L’homme qui donne de l’espoir, et pas seulement aux Palestiniens
Arab Barghouti, 33 ans, a déclaré: «Il est toujours l’homme qui donne de l’espoir et je pense que la plus grande force de mon père est sa capacité à unir les Palestiniens. Il est un symbole d’unité et nous avons soif d’unité, les divisions nous ont fait beaucoup de mal.» Faisant référence à la comparaison entre son père et Mandela, il a ajouté: «L’Occident veut faire de Mandela un homme pacifique dont le but est la paix mais il était prêt à se lancer dans la lutte armée pour obtenir les droits du peuple sud-africain et mon père n’est pas différent de lui.»

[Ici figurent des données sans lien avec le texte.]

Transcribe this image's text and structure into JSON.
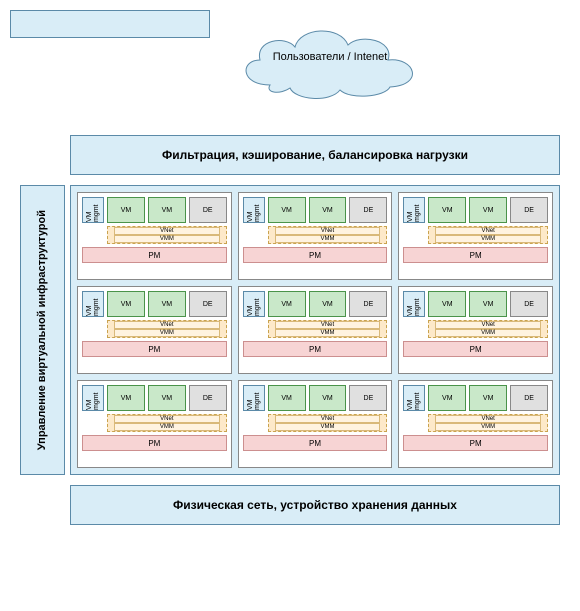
{
  "cloud": {
    "label": "Пользователи / Intenet"
  },
  "top": {
    "label": "Фильтрация, кэширование, балансировка нагрузки"
  },
  "left": {
    "label": "Управление виртуальной инфраструктурой"
  },
  "bottom": {
    "label": "Физическая сеть, устройство хранения данных"
  },
  "pm": {
    "vm_mgmt": "VM mgmt",
    "vm": "VM",
    "de": "DE",
    "vnet": "VNet",
    "vmm": "VMM",
    "pm": "PM"
  },
  "colors": {
    "light_blue": "#d9edf7",
    "blue_border": "#5b8aa8",
    "green": "#c9e8c9",
    "green_border": "#4a934a",
    "orange": "#fde9c9",
    "pink": "#f7d4d4"
  },
  "grid": {
    "rows": 3,
    "cols": 3
  }
}
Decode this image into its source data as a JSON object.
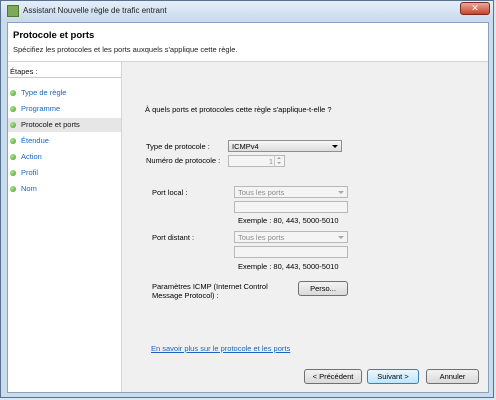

Lamb a rencontré Arab Barghouti dans la ville de Ramallah, considérée comme la capitale de l’Autorité nationale, où l’atmosphère comme partout en Cisjordanie est devenue plus tendue qu’elle ne l’était lorsque son père a été arrêté en 2002. Non seulement les colons ont accru leur violence contre les Palestiniens en Cisjordanie mais les forces israéliennes ont lancé leur plus grande opération militaire depuis 20 ans et des centaines de soldats y ont participé utilisant des chars, des bulldozers, des frappes aériennes, des drones et attaquant des villes et des camps de réfugiés.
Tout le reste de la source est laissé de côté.